Смекни!
smekni.com

Культурная морфология О.Шпенглера Закат Европы (стр. 18 из 21)

Эти недоумения возникают под впечатлением его художественного анализа и противопоставления культуры и цивилизации, может быть, наиболее ценного во всей книге. Здесь действует тот же аппарат постижения, система двойных символов.

Культура – Цивилизация.

Становление – Ставшее.

Прочувствованная история – Познанная природа.

Организм – Механизм.

Душа – Мозг.

Этическое – Логическое.

Одухотворенное тело – Мумия.

Этот водораздел проходит до последней глубины и дает много для полноты художественного анализа. Шпенглер утверждает, что одной из главных причин – почему в хаотической картине исторических явлений не была выяснена истинная структура истории, заключается в неумении отделить один от другого взаимно друг друга проникающие комплексы форм культурного и цивилизованного существования. И он прав.

Правда, нам, русским, это противопоставление не только не было чуждо; оно давало нам всегда духовную опору для практического ничегонеделания.

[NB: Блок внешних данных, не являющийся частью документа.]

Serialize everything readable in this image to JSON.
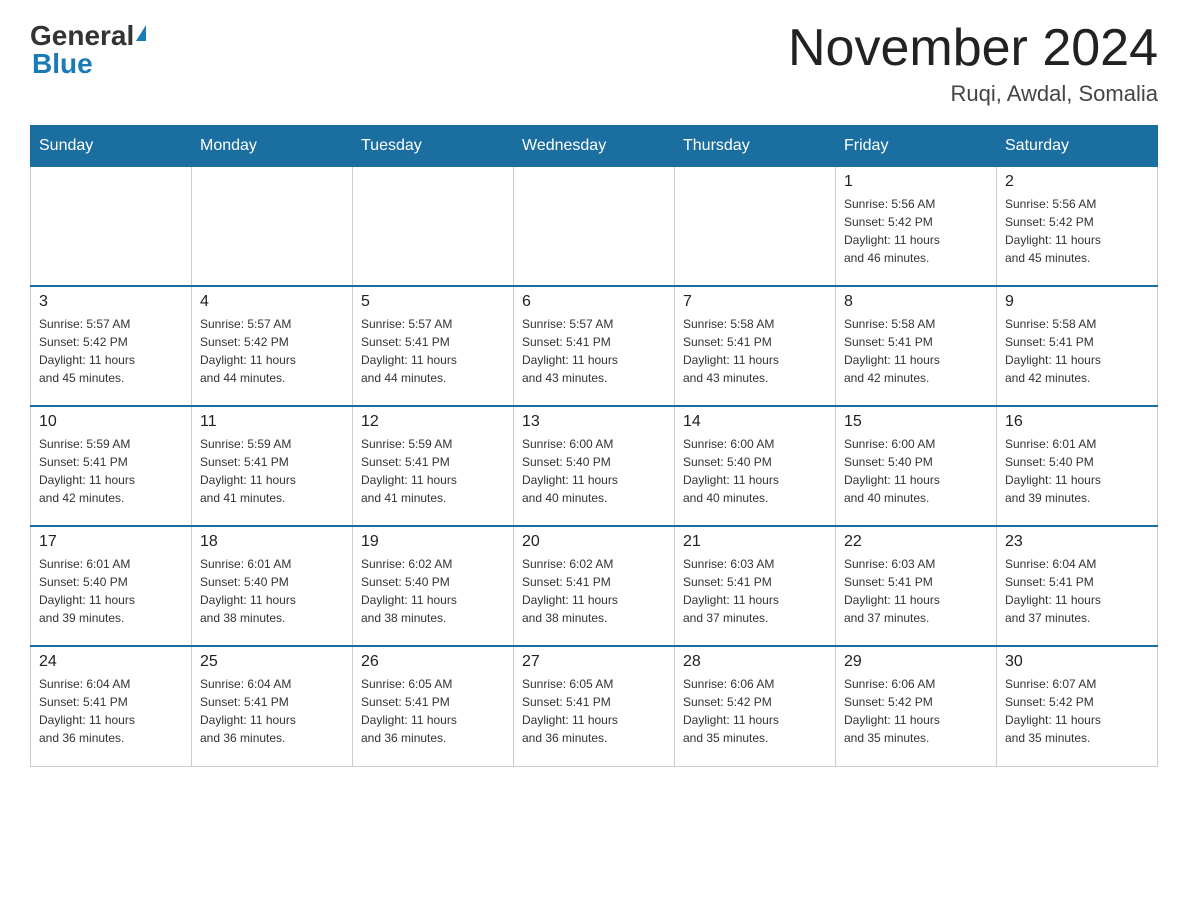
{
  "header": {
    "logo_general": "General",
    "logo_blue": "Blue",
    "month_title": "November 2024",
    "location": "Ruqi, Awdal, Somalia"
  },
  "weekdays": [
    "Sunday",
    "Monday",
    "Tuesday",
    "Wednesday",
    "Thursday",
    "Friday",
    "Saturday"
  ],
  "weeks": [
    [
      {
        "day": "",
        "info": ""
      },
      {
        "day": "",
        "info": ""
      },
      {
        "day": "",
        "info": ""
      },
      {
        "day": "",
        "info": ""
      },
      {
        "day": "",
        "info": ""
      },
      {
        "day": "1",
        "info": "Sunrise: 5:56 AM\nSunset: 5:42 PM\nDaylight: 11 hours\nand 46 minutes."
      },
      {
        "day": "2",
        "info": "Sunrise: 5:56 AM\nSunset: 5:42 PM\nDaylight: 11 hours\nand 45 minutes."
      }
    ],
    [
      {
        "day": "3",
        "info": "Sunrise: 5:57 AM\nSunset: 5:42 PM\nDaylight: 11 hours\nand 45 minutes."
      },
      {
        "day": "4",
        "info": "Sunrise: 5:57 AM\nSunset: 5:42 PM\nDaylight: 11 hours\nand 44 minutes."
      },
      {
        "day": "5",
        "info": "Sunrise: 5:57 AM\nSunset: 5:41 PM\nDaylight: 11 hours\nand 44 minutes."
      },
      {
        "day": "6",
        "info": "Sunrise: 5:57 AM\nSunset: 5:41 PM\nDaylight: 11 hours\nand 43 minutes."
      },
      {
        "day": "7",
        "info": "Sunrise: 5:58 AM\nSunset: 5:41 PM\nDaylight: 11 hours\nand 43 minutes."
      },
      {
        "day": "8",
        "info": "Sunrise: 5:58 AM\nSunset: 5:41 PM\nDaylight: 11 hours\nand 42 minutes."
      },
      {
        "day": "9",
        "info": "Sunrise: 5:58 AM\nSunset: 5:41 PM\nDaylight: 11 hours\nand 42 minutes."
      }
    ],
    [
      {
        "day": "10",
        "info": "Sunrise: 5:59 AM\nSunset: 5:41 PM\nDaylight: 11 hours\nand 42 minutes."
      },
      {
        "day": "11",
        "info": "Sunrise: 5:59 AM\nSunset: 5:41 PM\nDaylight: 11 hours\nand 41 minutes."
      },
      {
        "day": "12",
        "info": "Sunrise: 5:59 AM\nSunset: 5:41 PM\nDaylight: 11 hours\nand 41 minutes."
      },
      {
        "day": "13",
        "info": "Sunrise: 6:00 AM\nSunset: 5:40 PM\nDaylight: 11 hours\nand 40 minutes."
      },
      {
        "day": "14",
        "info": "Sunrise: 6:00 AM\nSunset: 5:40 PM\nDaylight: 11 hours\nand 40 minutes."
      },
      {
        "day": "15",
        "info": "Sunrise: 6:00 AM\nSunset: 5:40 PM\nDaylight: 11 hours\nand 40 minutes."
      },
      {
        "day": "16",
        "info": "Sunrise: 6:01 AM\nSunset: 5:40 PM\nDaylight: 11 hours\nand 39 minutes."
      }
    ],
    [
      {
        "day": "17",
        "info": "Sunrise: 6:01 AM\nSunset: 5:40 PM\nDaylight: 11 hours\nand 39 minutes."
      },
      {
        "day": "18",
        "info": "Sunrise: 6:01 AM\nSunset: 5:40 PM\nDaylight: 11 hours\nand 38 minutes."
      },
      {
        "day": "19",
        "info": "Sunrise: 6:02 AM\nSunset: 5:40 PM\nDaylight: 11 hours\nand 38 minutes."
      },
      {
        "day": "20",
        "info": "Sunrise: 6:02 AM\nSunset: 5:41 PM\nDaylight: 11 hours\nand 38 minutes."
      },
      {
        "day": "21",
        "info": "Sunrise: 6:03 AM\nSunset: 5:41 PM\nDaylight: 11 hours\nand 37 minutes."
      },
      {
        "day": "22",
        "info": "Sunrise: 6:03 AM\nSunset: 5:41 PM\nDaylight: 11 hours\nand 37 minutes."
      },
      {
        "day": "23",
        "info": "Sunrise: 6:04 AM\nSunset: 5:41 PM\nDaylight: 11 hours\nand 37 minutes."
      }
    ],
    [
      {
        "day": "24",
        "info": "Sunrise: 6:04 AM\nSunset: 5:41 PM\nDaylight: 11 hours\nand 36 minutes."
      },
      {
        "day": "25",
        "info": "Sunrise: 6:04 AM\nSunset: 5:41 PM\nDaylight: 11 hours\nand 36 minutes."
      },
      {
        "day": "26",
        "info": "Sunrise: 6:05 AM\nSunset: 5:41 PM\nDaylight: 11 hours\nand 36 minutes."
      },
      {
        "day": "27",
        "info": "Sunrise: 6:05 AM\nSunset: 5:41 PM\nDaylight: 11 hours\nand 36 minutes."
      },
      {
        "day": "28",
        "info": "Sunrise: 6:06 AM\nSunset: 5:42 PM\nDaylight: 11 hours\nand 35 minutes."
      },
      {
        "day": "29",
        "info": "Sunrise: 6:06 AM\nSunset: 5:42 PM\nDaylight: 11 hours\nand 35 minutes."
      },
      {
        "day": "30",
        "info": "Sunrise: 6:07 AM\nSunset: 5:42 PM\nDaylight: 11 hours\nand 35 minutes."
      }
    ]
  ]
}
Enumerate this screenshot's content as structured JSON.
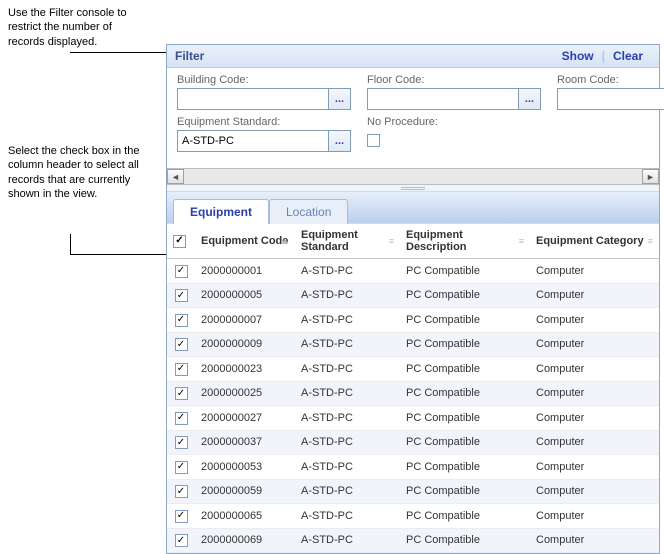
{
  "annotations": {
    "filter_note": "Use the Filter console to restrict the number of records displayed.",
    "checkbox_note": "Select the check box in the column header to select all records that are currently shown in the view."
  },
  "filter": {
    "title": "Filter",
    "show": "Show",
    "clear": "Clear",
    "building_code_label": "Building Code:",
    "building_code_value": "",
    "floor_code_label": "Floor Code:",
    "floor_code_value": "",
    "room_code_label": "Room Code:",
    "room_code_value": "",
    "equipment_standard_label": "Equipment Standard:",
    "equipment_standard_value": "A-STD-PC",
    "no_procedure_label": "No Procedure:",
    "lookup_glyph": "..."
  },
  "tabs": {
    "equipment": "Equipment",
    "location": "Location"
  },
  "grid": {
    "headers": {
      "code": "Equipment Code",
      "standard": "Equipment Standard",
      "description": "Equipment Description",
      "category": "Equipment Category"
    },
    "rows": [
      {
        "checked": true,
        "code": "2000000001",
        "standard": "A-STD-PC",
        "description": "PC Compatible",
        "category": "Computer"
      },
      {
        "checked": true,
        "code": "2000000005",
        "standard": "A-STD-PC",
        "description": "PC Compatible",
        "category": "Computer"
      },
      {
        "checked": true,
        "code": "2000000007",
        "standard": "A-STD-PC",
        "description": "PC Compatible",
        "category": "Computer"
      },
      {
        "checked": true,
        "code": "2000000009",
        "standard": "A-STD-PC",
        "description": "PC Compatible",
        "category": "Computer"
      },
      {
        "checked": true,
        "code": "2000000023",
        "standard": "A-STD-PC",
        "description": "PC Compatible",
        "category": "Computer"
      },
      {
        "checked": true,
        "code": "2000000025",
        "standard": "A-STD-PC",
        "description": "PC Compatible",
        "category": "Computer"
      },
      {
        "checked": true,
        "code": "2000000027",
        "standard": "A-STD-PC",
        "description": "PC Compatible",
        "category": "Computer"
      },
      {
        "checked": true,
        "code": "2000000037",
        "standard": "A-STD-PC",
        "description": "PC Compatible",
        "category": "Computer"
      },
      {
        "checked": true,
        "code": "2000000053",
        "standard": "A-STD-PC",
        "description": "PC Compatible",
        "category": "Computer"
      },
      {
        "checked": true,
        "code": "2000000059",
        "standard": "A-STD-PC",
        "description": "PC Compatible",
        "category": "Computer"
      },
      {
        "checked": true,
        "code": "2000000065",
        "standard": "A-STD-PC",
        "description": "PC Compatible",
        "category": "Computer"
      },
      {
        "checked": true,
        "code": "2000000069",
        "standard": "A-STD-PC",
        "description": "PC Compatible",
        "category": "Computer"
      }
    ]
  }
}
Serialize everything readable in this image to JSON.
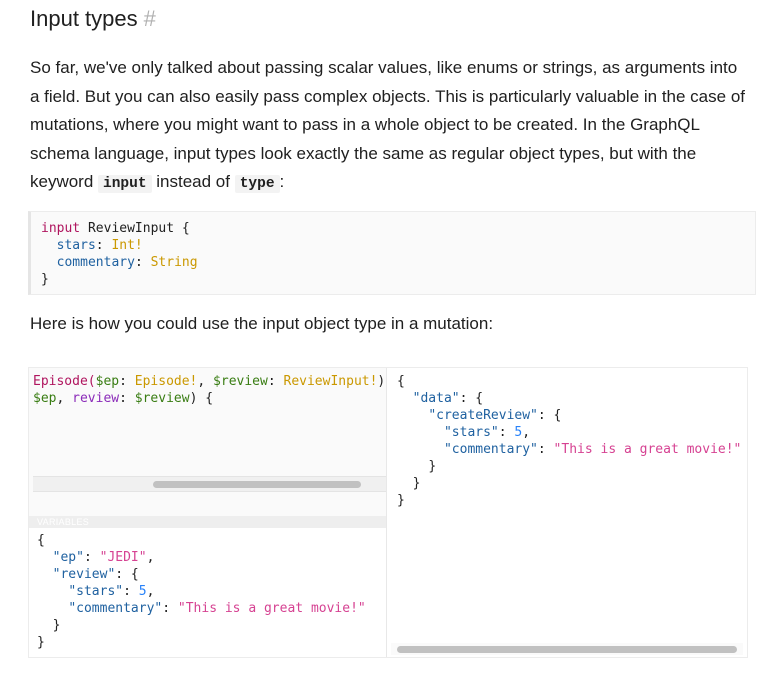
{
  "heading": {
    "title": "Input types",
    "anchor": "#"
  },
  "intro": {
    "part1": "So far, we've only talked about passing scalar values, like enums or strings, as arguments into a field. But you can also easily pass complex objects. This is particularly valuable in the case of mutations, where you might want to pass in a whole object to be created. In the GraphQL schema language, input types look exactly the same as regular object types, but with the keyword ",
    "code1": "input",
    "part2": " instead of ",
    "code2": "type",
    "part3": ":"
  },
  "schema_code": {
    "kw_input": "input",
    "type_name": " ReviewInput {",
    "field1": "stars",
    "type1": "Int!",
    "field2": "commentary",
    "type2": "String",
    "close": "}"
  },
  "usage_text": "Here is how you could use the input object type in a mutation:",
  "query": {
    "line1_name": "Episode(",
    "line1_var1": "$ep",
    "line1_sep1": ": ",
    "line1_type1": "Episode!",
    "line1_sep2": ", ",
    "line1_var2": "$review",
    "line1_sep3": ": ",
    "line1_type2": "ReviewInput!",
    "line1_end": ")",
    "line2_var1": "$ep",
    "line2_mid": ", ",
    "line2_arg": "review",
    "line2_sep": ": ",
    "line2_var2": "$review",
    "line2_end": ") {"
  },
  "variables_label": "VARIABLES",
  "variables": {
    "open": "{",
    "k_ep": "\"ep\"",
    "v_ep": "\"JEDI\"",
    "k_review": "\"review\"",
    "k_stars": "\"stars\"",
    "v_stars": "5",
    "k_comm": "\"commentary\"",
    "v_comm": "\"This is a great movie!\"",
    "close_inner": "}",
    "close": "}"
  },
  "result": {
    "open": "{",
    "k_data": "\"data\"",
    "k_create": "\"createReview\"",
    "k_stars": "\"stars\"",
    "v_stars": "5",
    "k_comm": "\"commentary\"",
    "v_comm": "\"This is a great movie!\"",
    "close": "}"
  },
  "colors": {
    "keyword": "#b0155f",
    "field": "#1f61a0",
    "type": "#ca9800",
    "string": "#d64292",
    "number": "#2882f9",
    "variable": "#397d13"
  }
}
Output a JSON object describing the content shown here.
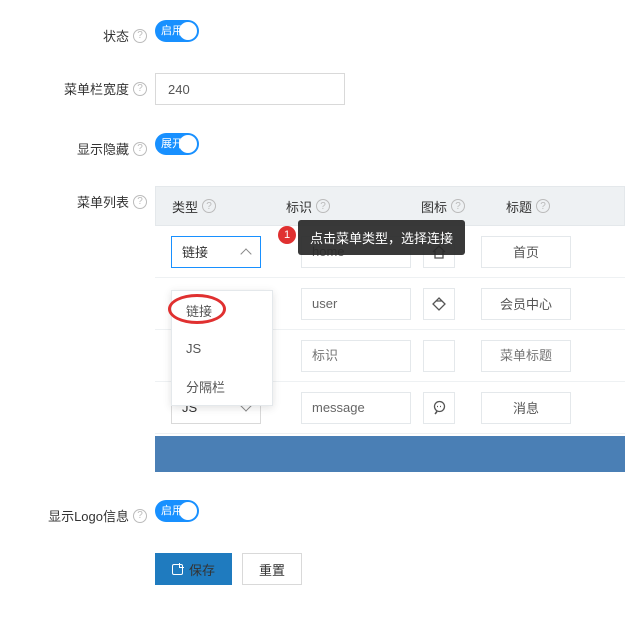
{
  "rows": {
    "status": {
      "label": "状态",
      "toggle_text": "启用"
    },
    "width": {
      "label": "菜单栏宽度",
      "value": "240"
    },
    "show": {
      "label": "显示隐藏",
      "toggle_text": "展开"
    },
    "list": {
      "label": "菜单列表"
    },
    "logo": {
      "label": "显示Logo信息",
      "toggle_text": "启用"
    }
  },
  "columns": {
    "type": "类型",
    "mark": "标识",
    "icon": "图标",
    "title": "标题"
  },
  "table": [
    {
      "type": "链接",
      "mark": "home",
      "icon": "home",
      "title": "首页"
    },
    {
      "type": "",
      "mark": "user",
      "icon": "diamond",
      "title": "会员中心"
    },
    {
      "type": "",
      "mark_placeholder": "标识",
      "icon": "",
      "title_placeholder": "菜单标题"
    },
    {
      "type": "JS",
      "mark": "message",
      "icon": "message",
      "title": "消息"
    }
  ],
  "dropdown": {
    "options": [
      "链接",
      "JS",
      "分隔栏"
    ]
  },
  "callout": {
    "num": "1",
    "text": "点击菜单类型，选择连接"
  },
  "buttons": {
    "save": "保存",
    "reset": "重置"
  }
}
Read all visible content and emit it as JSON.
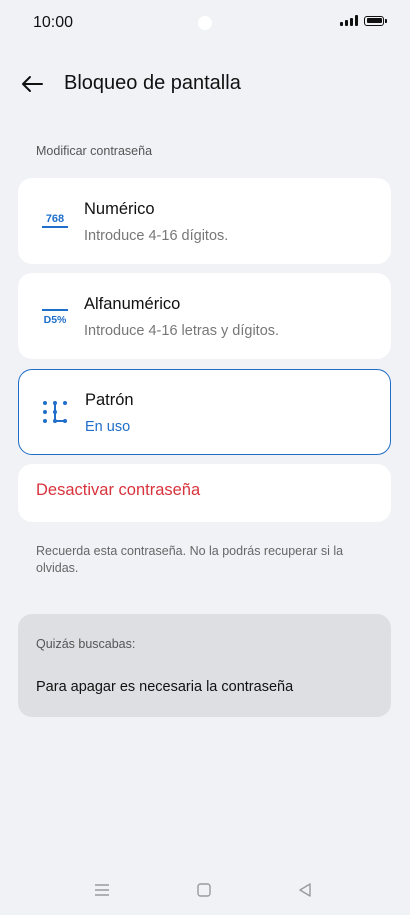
{
  "status": {
    "time": "10:00"
  },
  "header": {
    "title": "Bloqueo de pantalla"
  },
  "section": {
    "label": "Modificar contraseña"
  },
  "options": [
    {
      "title": "Numérico",
      "subtitle": "Introduce 4-16 dígitos.",
      "icon": "numeric-768-icon",
      "icon_text": "768"
    },
    {
      "title": "Alfanumérico",
      "subtitle": "Introduce 4-16 letras y dígitos.",
      "icon": "alphanumeric-d5-icon",
      "icon_text": "D5%"
    },
    {
      "title": "Patrón",
      "subtitle": "En uso",
      "icon": "pattern-dots-icon",
      "selected": true
    }
  ],
  "disable": {
    "label": "Desactivar contraseña"
  },
  "note": {
    "text": "Recuerda esta contraseña. No la podrás recuperar si la olvidas."
  },
  "suggestions": {
    "label": "Quizás buscabas:",
    "link": "Para apagar es necesaria la contraseña"
  },
  "colors": {
    "accent": "#1f6ec9",
    "danger": "#d8333d",
    "background": "#f1f2f6"
  },
  "nav": {
    "icons": [
      "menu-icon",
      "home-icon",
      "back-triangle-icon"
    ]
  }
}
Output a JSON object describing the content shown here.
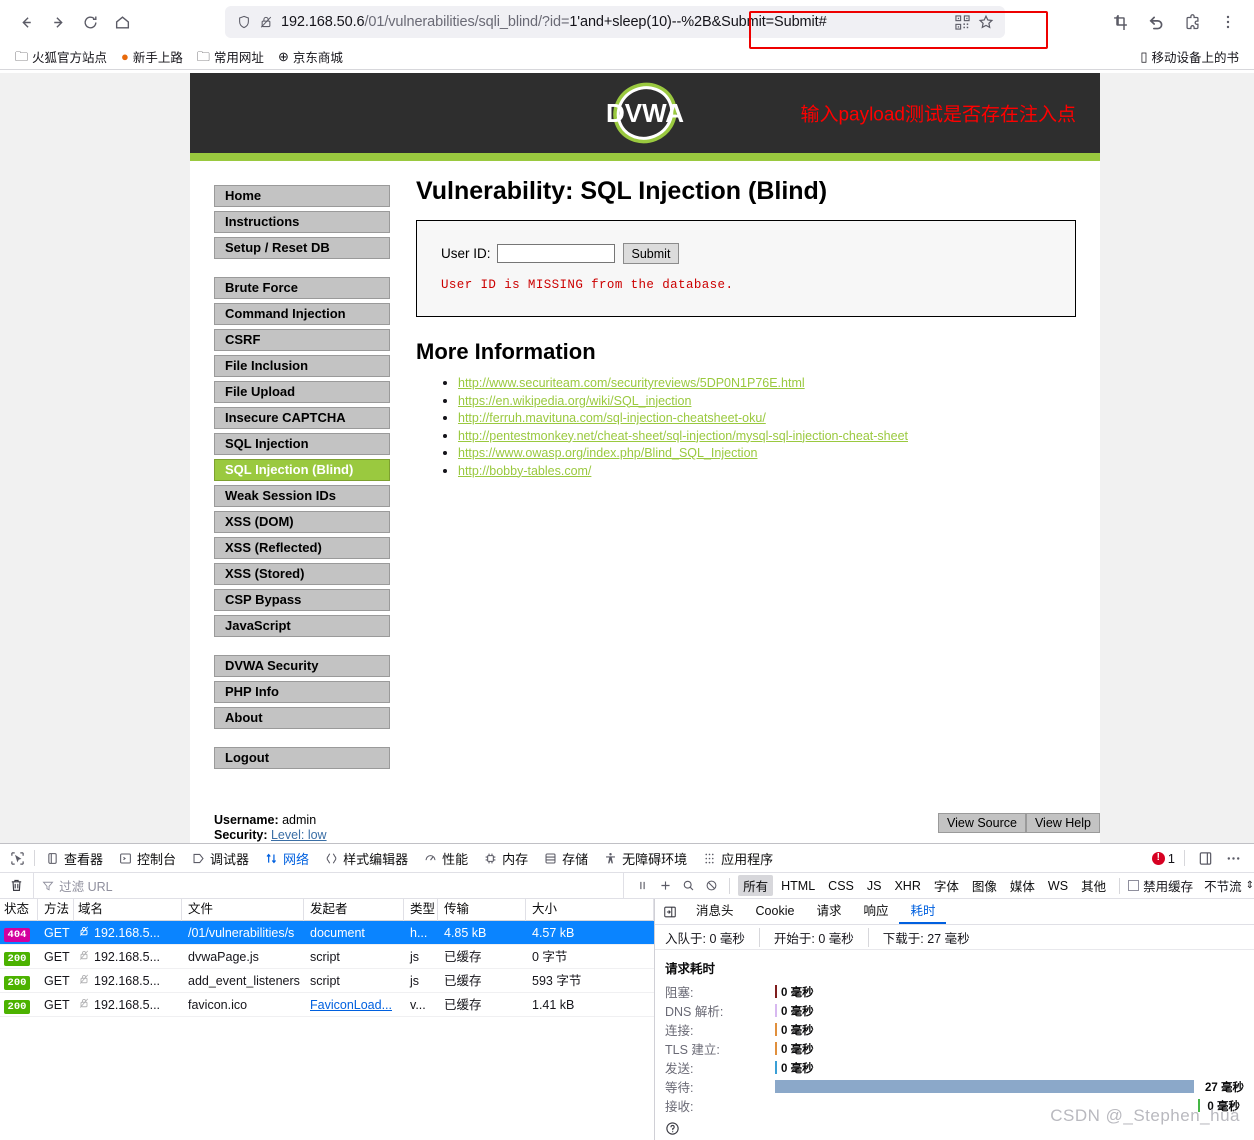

Вся общественная мысль России в течение ХIХ века проникнута была экстенсивным, морализирующим, просто отрицательным отношением к цивилизации, и этот народнический пафос, свойственный всем решительно течениям вплоть до прямо враждебных народничеству, неизменно питался этим противопоставлением русского, самобытного, духовного, культурного – всему западному, шаблонному, материальному, цивилизованному.

Но подобно тому, как сознание этой противоположности недостаточно было русским людям, чтобы делать культуру, потому что никакие богатства и глубины культуры не могут раскрыться без цивилизации, так и у Шпенглера – художественная правда о культуре и цивилизации не только не пробуждает дух цивилизаторского творчества; напротив, она должна умерщвлять его, потому что смерть не может быть источником жизни. Раз цивилизация следует за культурой, как смерть за жизнью, как окоченение за развитием, как духовная старость и каменный мировой город за властью земли и за душевным детством, то чем же живет и дышит цивилизация?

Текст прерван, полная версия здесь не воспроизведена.